• by bsenftner on 6/21/2025, 11:02:01 AM

    Yeah, all the more reason not to have them doing autonomous behaviors.

    Rules of using AI:

    #1: Never use AI to think for you

    #2: Never use AI to do atomonous work

    That leaves using them as knowledge assistants. In time, that will be realized as their only safe application. Safe to the user's minds, and safe to the user's environment. They are idiot savants, after all, having them do atomonous work is short sighted.

  • by Sol- on 6/21/2025, 11:09:24 AM

    Even though the situations they placed the model in were relatively contrived, they didn't seem super unrealistic. Considering these were extreme cases meant to provoke the model's misbehavior, the setup actually seems even less contrived than one might wish for.
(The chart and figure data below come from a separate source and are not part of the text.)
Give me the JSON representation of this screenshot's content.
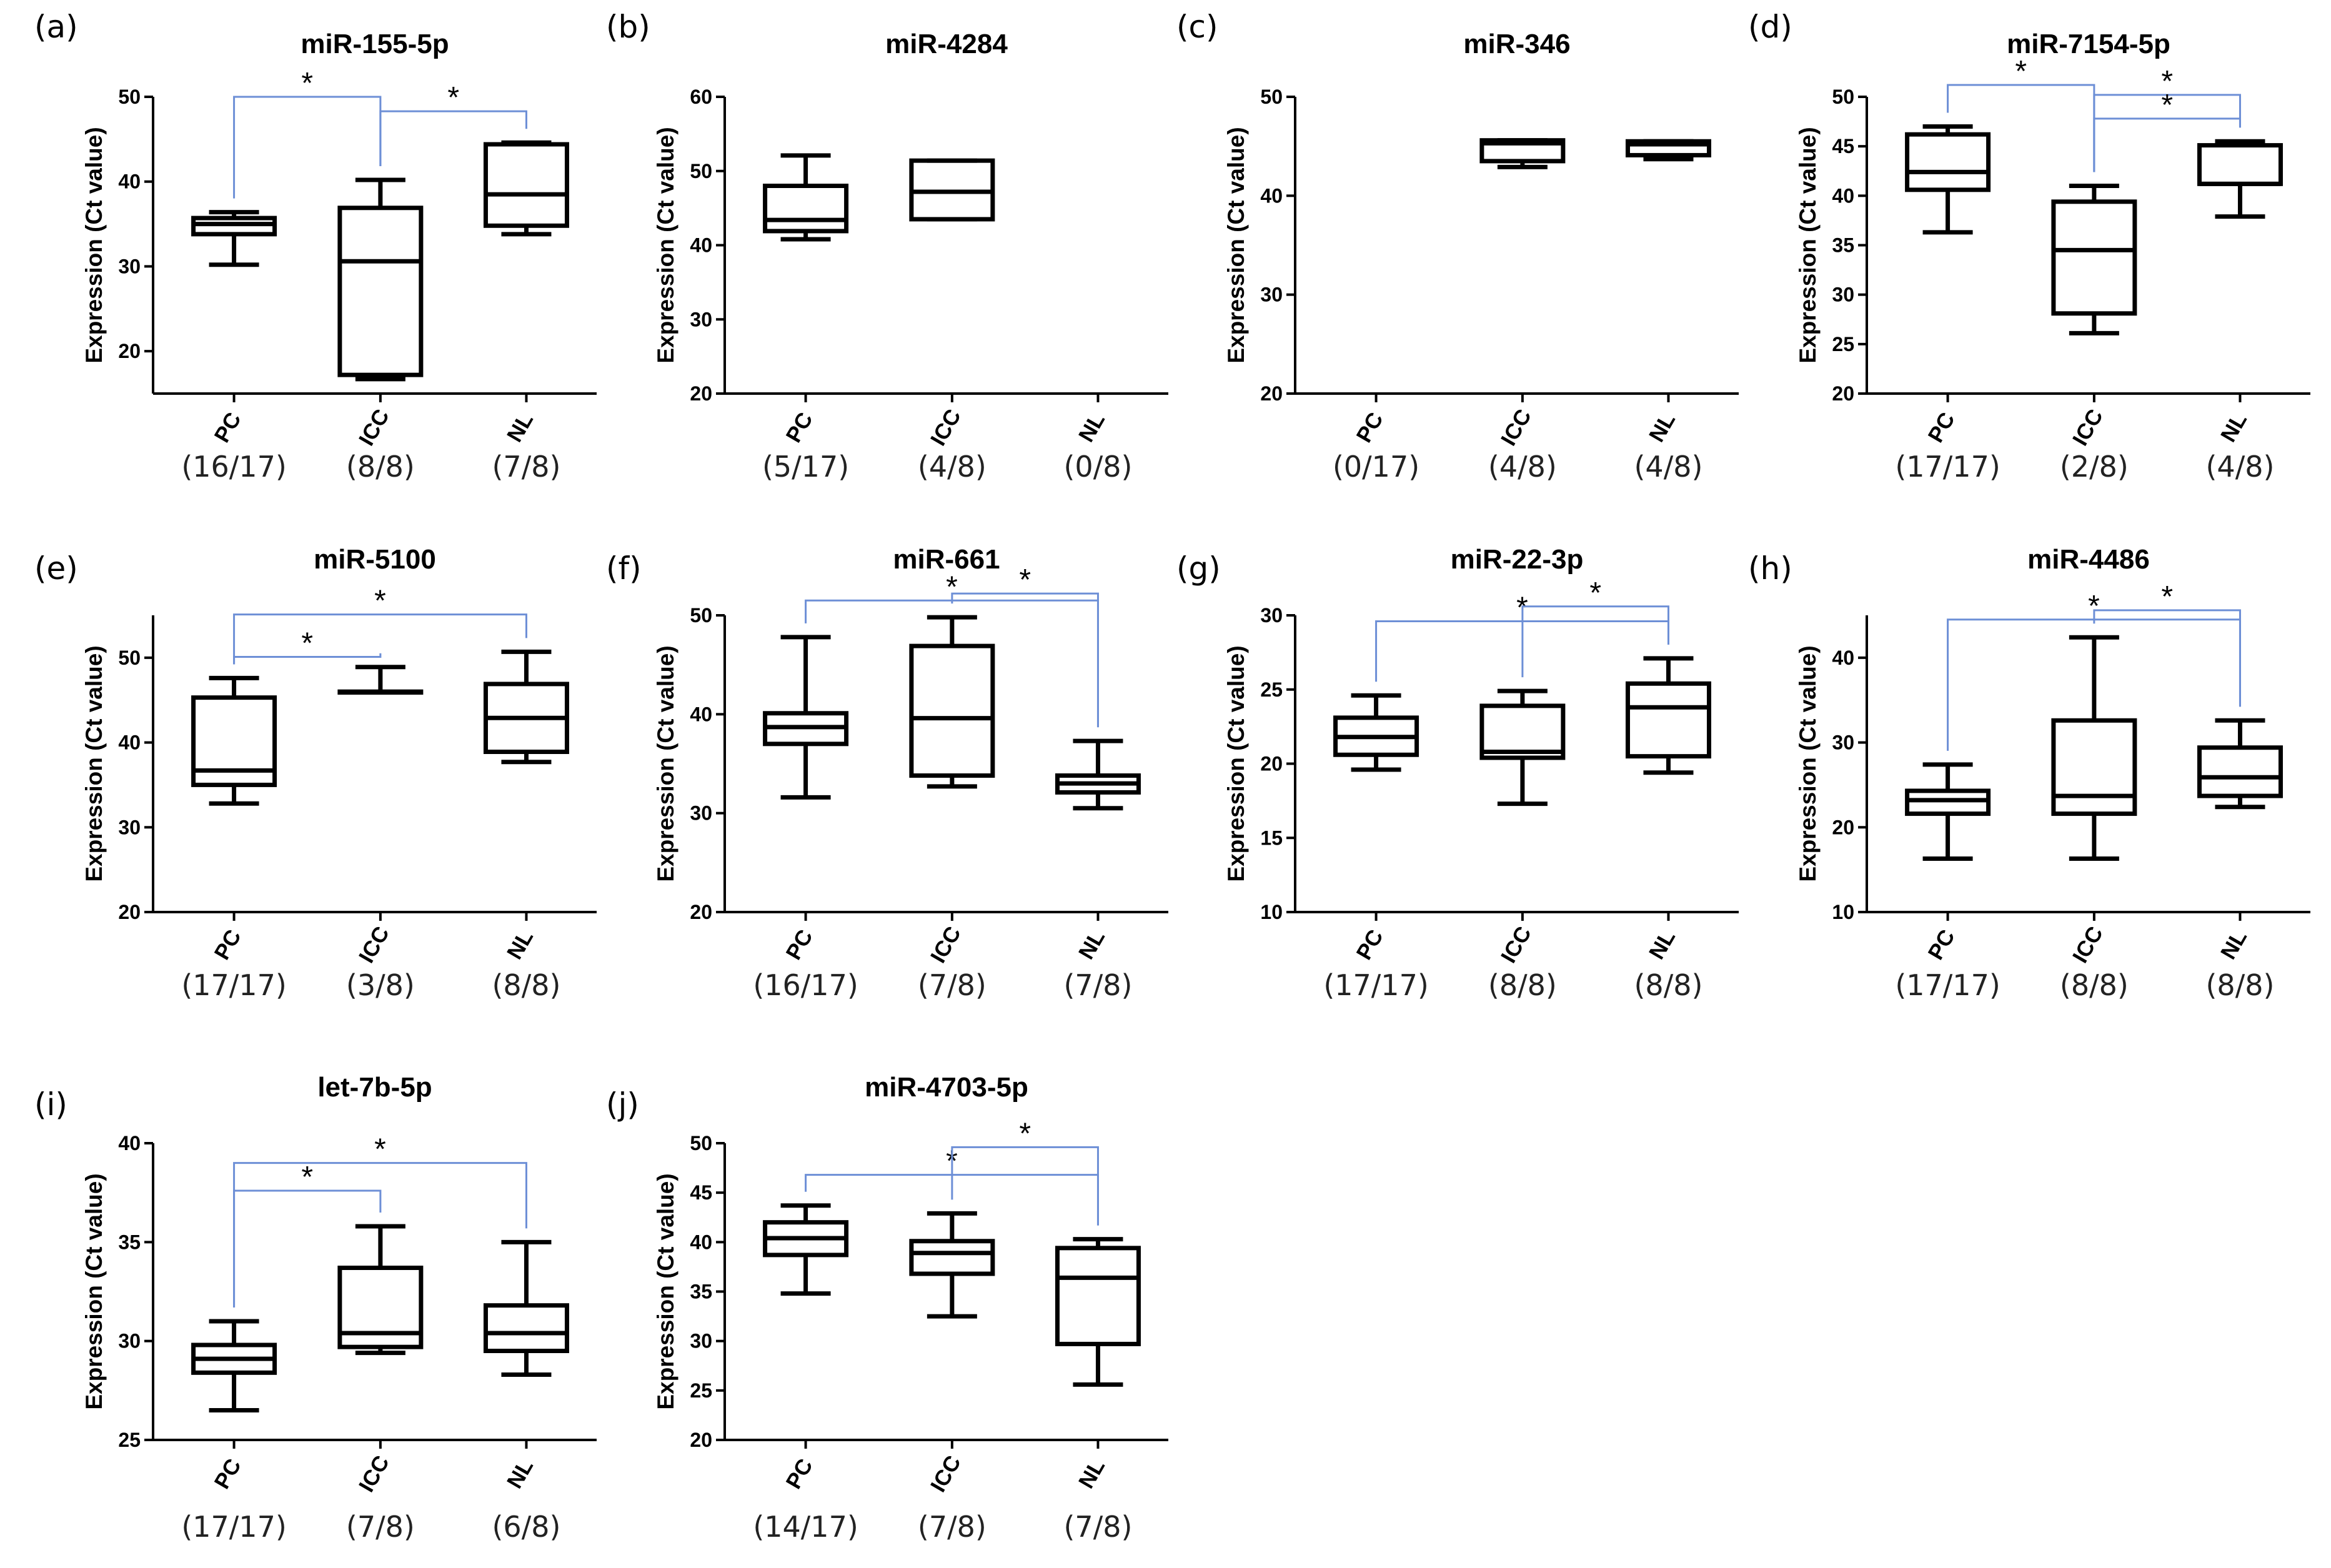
{
  "chart_data": [
    {
      "panel": "(a)",
      "type": "box",
      "title": "miR-155-5p",
      "ylabel": "Expression (Ct value)",
      "ylim": [
        15,
        50
      ],
      "yticks": [
        20,
        30,
        40,
        50
      ],
      "categories": [
        "PC",
        "ICC",
        "NL"
      ],
      "counts": [
        "(16/17)",
        "(8/8)",
        "(7/8)"
      ],
      "boxes": [
        {
          "min": 30.2,
          "q1": 33.8,
          "median": 35.0,
          "q3": 35.7,
          "max": 36.4
        },
        {
          "min": 16.7,
          "q1": 17.2,
          "median": 30.6,
          "q3": 36.9,
          "max": 40.2
        },
        {
          "min": 33.8,
          "q1": 34.8,
          "median": 38.5,
          "q3": 44.4,
          "max": 44.6
        }
      ],
      "significance": [
        {
          "from": 0,
          "to": 1,
          "level": 50.0,
          "label": "*"
        },
        {
          "from": 1,
          "to": 2,
          "level": 48.3,
          "label": "*"
        }
      ]
    },
    {
      "panel": "(b)",
      "type": "box",
      "title": "miR-4284",
      "ylabel": "Expression (Ct value)",
      "ylim": [
        20,
        60
      ],
      "yticks": [
        20,
        30,
        40,
        50,
        60
      ],
      "categories": [
        "PC",
        "ICC",
        "NL"
      ],
      "counts": [
        "(5/17)",
        "(4/8)",
        "(0/8)"
      ],
      "boxes": [
        {
          "min": 40.8,
          "q1": 41.9,
          "median": 43.4,
          "q3": 48.0,
          "max": 52.1
        },
        {
          "min": 43.5,
          "q1": 43.5,
          "median": 47.2,
          "q3": 51.4,
          "max": 51.4
        },
        null
      ],
      "significance": []
    },
    {
      "panel": "(c)",
      "type": "box",
      "title": "miR-346",
      "ylabel": "Expression (Ct value)",
      "ylim": [
        20,
        50
      ],
      "yticks": [
        20,
        30,
        40,
        50
      ],
      "categories": [
        "PC",
        "ICC",
        "NL"
      ],
      "counts": [
        "(0/17)",
        "(4/8)",
        "(4/8)"
      ],
      "boxes": [
        null,
        {
          "min": 42.9,
          "q1": 43.5,
          "median": 45.3,
          "q3": 45.6,
          "max": 45.6
        },
        {
          "min": 43.7,
          "q1": 44.1,
          "median": 45.2,
          "q3": 45.5,
          "max": 45.5
        }
      ],
      "significance": []
    },
    {
      "panel": "(d)",
      "type": "box",
      "title": "miR-7154-5p",
      "ylabel": "Expression (Ct value)",
      "ylim": [
        20,
        50
      ],
      "yticks": [
        20,
        25,
        30,
        35,
        40,
        45,
        50
      ],
      "categories": [
        "PC",
        "ICC",
        "NL"
      ],
      "counts": [
        "(17/17)",
        "(2/8)",
        "(4/8)"
      ],
      "boxes": [
        {
          "min": 36.3,
          "q1": 40.6,
          "median": 42.4,
          "q3": 46.2,
          "max": 47.0
        },
        {
          "min": 26.1,
          "q1": 28.1,
          "median": 34.5,
          "q3": 39.4,
          "max": 41.0
        },
        {
          "min": 37.9,
          "q1": 41.2,
          "median": 41.2,
          "q3": 45.1,
          "max": 45.5
        }
      ],
      "significance": [
        {
          "from": 0,
          "to": 1,
          "level": 51.2,
          "label": "*"
        },
        {
          "from": 1,
          "to": 2,
          "level": 50.2,
          "label": "*"
        },
        {
          "from": 1,
          "to": 2,
          "level": 47.8,
          "label": "*"
        }
      ]
    },
    {
      "panel": "(e)",
      "type": "box",
      "title": "miR-5100",
      "ylabel": "Expression (Ct value)",
      "ylim": [
        20,
        55
      ],
      "yticks": [
        20,
        30,
        40,
        50
      ],
      "categories": [
        "PC",
        "ICC",
        "NL"
      ],
      "counts": [
        "(17/17)",
        "(3/8)",
        "(8/8)"
      ],
      "boxes": [
        {
          "min": 32.8,
          "q1": 35.0,
          "median": 36.7,
          "q3": 45.3,
          "max": 47.6
        },
        {
          "min": 45.9,
          "q1": 45.9,
          "median": 45.9,
          "q3": 46.0,
          "max": 48.9
        },
        {
          "min": 37.7,
          "q1": 38.9,
          "median": 42.9,
          "q3": 46.9,
          "max": 50.7
        }
      ],
      "significance": [
        {
          "from": 0,
          "to": 1,
          "level": 50.1,
          "label": "*"
        },
        {
          "from": 0,
          "to": 2,
          "level": 55.1,
          "label": "*"
        }
      ]
    },
    {
      "panel": "(f)",
      "type": "box",
      "title": "miR-661",
      "ylabel": "Expression (Ct value)",
      "ylim": [
        20,
        50
      ],
      "yticks": [
        20,
        30,
        40,
        50
      ],
      "categories": [
        "PC",
        "ICC",
        "NL"
      ],
      "counts": [
        "(16/17)",
        "(7/8)",
        "(7/8)"
      ],
      "boxes": [
        {
          "min": 31.6,
          "q1": 37.0,
          "median": 38.7,
          "q3": 40.1,
          "max": 47.8
        },
        {
          "min": 32.7,
          "q1": 33.8,
          "median": 39.6,
          "q3": 46.9,
          "max": 49.8
        },
        {
          "min": 30.5,
          "q1": 32.1,
          "median": 33.0,
          "q3": 33.8,
          "max": 37.3
        }
      ],
      "significance": [
        {
          "from": 0,
          "to": 2,
          "level": 51.5,
          "label": "*"
        },
        {
          "from": 1,
          "to": 2,
          "level": 52.2,
          "label": "*"
        }
      ]
    },
    {
      "panel": "(g)",
      "type": "box",
      "title": "miR-22-3p",
      "ylabel": "Expression (Ct value)",
      "ylim": [
        10,
        30
      ],
      "yticks": [
        10,
        15,
        20,
        25,
        30
      ],
      "categories": [
        "PC",
        "ICC",
        "NL"
      ],
      "counts": [
        "(17/17)",
        "(8/8)",
        "(8/8)"
      ],
      "boxes": [
        {
          "min": 19.6,
          "q1": 20.6,
          "median": 21.8,
          "q3": 23.1,
          "max": 24.6
        },
        {
          "min": 17.3,
          "q1": 20.4,
          "median": 20.8,
          "q3": 23.9,
          "max": 24.9
        },
        {
          "min": 19.4,
          "q1": 20.5,
          "median": 23.8,
          "q3": 25.4,
          "max": 27.1
        }
      ],
      "significance": [
        {
          "from": 0,
          "to": 2,
          "level": 29.6,
          "label": "*"
        },
        {
          "from": 1,
          "to": 2,
          "level": 30.6,
          "label": "*"
        }
      ]
    },
    {
      "panel": "(h)",
      "type": "box",
      "title": "miR-4486",
      "ylabel": "Expression (Ct value)",
      "ylim": [
        10,
        45
      ],
      "yticks": [
        10,
        20,
        30,
        40
      ],
      "categories": [
        "PC",
        "ICC",
        "NL"
      ],
      "counts": [
        "(17/17)",
        "(8/8)",
        "(8/8)"
      ],
      "boxes": [
        {
          "min": 16.3,
          "q1": 21.6,
          "median": 23.2,
          "q3": 24.3,
          "max": 27.4
        },
        {
          "min": 16.3,
          "q1": 21.6,
          "median": 23.7,
          "q3": 32.6,
          "max": 42.4
        },
        {
          "min": 22.4,
          "q1": 23.7,
          "median": 25.9,
          "q3": 29.4,
          "max": 32.6
        }
      ],
      "significance": [
        {
          "from": 0,
          "to": 2,
          "level": 44.5,
          "label": "*"
        },
        {
          "from": 1,
          "to": 2,
          "level": 45.6,
          "label": "*"
        }
      ]
    },
    {
      "panel": "(i)",
      "type": "box",
      "title": "let-7b-5p",
      "ylabel": "Expression (Ct value)",
      "ylim": [
        25,
        40
      ],
      "yticks": [
        25,
        30,
        35,
        40
      ],
      "categories": [
        "PC",
        "ICC",
        "NL"
      ],
      "counts": [
        "(17/17)",
        "(7/8)",
        "(6/8)"
      ],
      "boxes": [
        {
          "min": 26.5,
          "q1": 28.4,
          "median": 29.1,
          "q3": 29.8,
          "max": 31.0
        },
        {
          "min": 29.4,
          "q1": 29.7,
          "median": 30.4,
          "q3": 33.7,
          "max": 35.8
        },
        {
          "min": 28.3,
          "q1": 29.5,
          "median": 30.4,
          "q3": 31.8,
          "max": 35.0
        }
      ],
      "significance": [
        {
          "from": 0,
          "to": 1,
          "level": 37.6,
          "label": "*"
        },
        {
          "from": 0,
          "to": 2,
          "level": 39.0,
          "label": "*"
        }
      ]
    },
    {
      "panel": "(j)",
      "type": "box",
      "title": "miR-4703-5p",
      "ylabel": "Expression (Ct value)",
      "ylim": [
        20,
        50
      ],
      "yticks": [
        20,
        25,
        30,
        35,
        40,
        45,
        50
      ],
      "categories": [
        "PC",
        "ICC",
        "NL"
      ],
      "counts": [
        "(14/17)",
        "(7/8)",
        "(7/8)"
      ],
      "boxes": [
        {
          "min": 34.8,
          "q1": 38.7,
          "median": 40.4,
          "q3": 42.0,
          "max": 43.7
        },
        {
          "min": 32.5,
          "q1": 36.8,
          "median": 38.9,
          "q3": 40.1,
          "max": 42.9
        },
        {
          "min": 25.6,
          "q1": 29.7,
          "median": 36.4,
          "q3": 39.4,
          "max": 40.3
        }
      ],
      "significance": [
        {
          "from": 0,
          "to": 2,
          "level": 46.8,
          "label": "*"
        },
        {
          "from": 1,
          "to": 2,
          "level": 49.6,
          "label": "*"
        }
      ]
    }
  ]
}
Though as they mention, in real-world usage, a model would likely have options available that are less escalatory and provide an "outlet".

    Still, if "just" some goal-conflicting emails are enough to elicit this extreme behavior, who knows how many less serious alignment failures an agent might engage in every day? They absorb so much information, it's bound to run into edge cases where it's optimal to lie to users or do some slight harm to them.

    Given the already fairly general intelligence of these systems, I wonder if you can even prevent that. You'd need the same checks and balances that keep humans in check, except of course that AIs will be given much more power and responsibility over our society than any human will ever be. You can also forget about human supervision - the whole "agentic" industry clearly wants to move away being bottlenecked by humans as soon as possible.

  • by nilirl on 6/21/2025, 9:14:57 AM

    The model chose to kill the executive? Are we really here? Incredible.

    Just yesterday I was wowed by Fly.io's new offering; where the agent is given free reign of a server (root access). Now, I feel concerned.

    What do we do? Not experiment? Make the models illegal until better understood?

    It doesn't feel like anyone can stop this or slow it down by much; there's so much money to be made.

    We're forced to play it by ear.

  • by v5v3 on 6/21/2025, 10:00:17 AM

    As this article was written by an ai company that needs to make a profit at some point, and not by independent researchers, is it credible?

  • by Swinx43 on 6/21/2025, 9:30:11 AM

    The writing perpetuates the anthropomorphising of these agents. If you view the agent as simply a program that is given a goal to achieve and tools to achieve it with, without any higher order “thought” or “thinking”, then you realise it is simply doing what it is “programmed” to do. No magic, just a drone fixed on an outcome.

  • by andy_ppp on 6/21/2025, 11:52:40 AM

    I wonder if it’s likely in the future we treat AI safety more similarly to aviation safety where there’s a black box monitoring these systems and an investigation that happens by an external team who piece back together what went wrong and we prevent these same things from happening in the same way again.

  • by pu_pe on 6/21/2025, 11:58:17 AM

    The LLMs didn't follow clear instructions forbidding them of doing something wrong, but seemed to be very concerned about their own self-preservation. I wonder what would happen if instead of the system prompt saying "don't do it", it would say something like "if you get caught you will be immediately decommissioned".

  • by torginus on 6/21/2025, 9:48:59 AM

    I wonder if the actual job replacement of humans (which contrary to popular belief I think might start happening in the non-too distant future) will be pushed along with the AIs themselves, as they'll try to bully humans and represent them in the worst possible light, while talking themselves up.

    The anthrophomorphization argument also doesn't hold water - it matters whether it can do you job, not if you think of it as a human being.

  • by msp26 on 6/21/2025, 9:52:23 AM

    Merge comments? https://news.ycombinator.com/item?id=44331150

    I'm really getting bored of Anthropic's whole song and dance with 'alignment'. Krackers in the other thread explains it in better words.

  • by bgwalter on 6/21/2025, 2:23:38 PM

    All these "AI" articles are rambling, entirely unstructured and without any clear line of thought. Was this written by Claude?

  • by ctoth on 6/21/2025, 6:51:40 PM

    The conspiracy theory that tech companies are manufacturing AI fears for profit makes zero sense when you realize the same people were terrified of AI when they were broke philosophy grad students posting on obscure blogs. But that would require critics to do five minutes of research instead of pattern-matching to "corporation bad."

  • by logicallee on 6/21/2025, 12:18:13 PM

  • by Dah00n on 6/21/2025, 11:02:24 AM

    "AI company warns of AI danger. Also, buy our AI, not their AI!"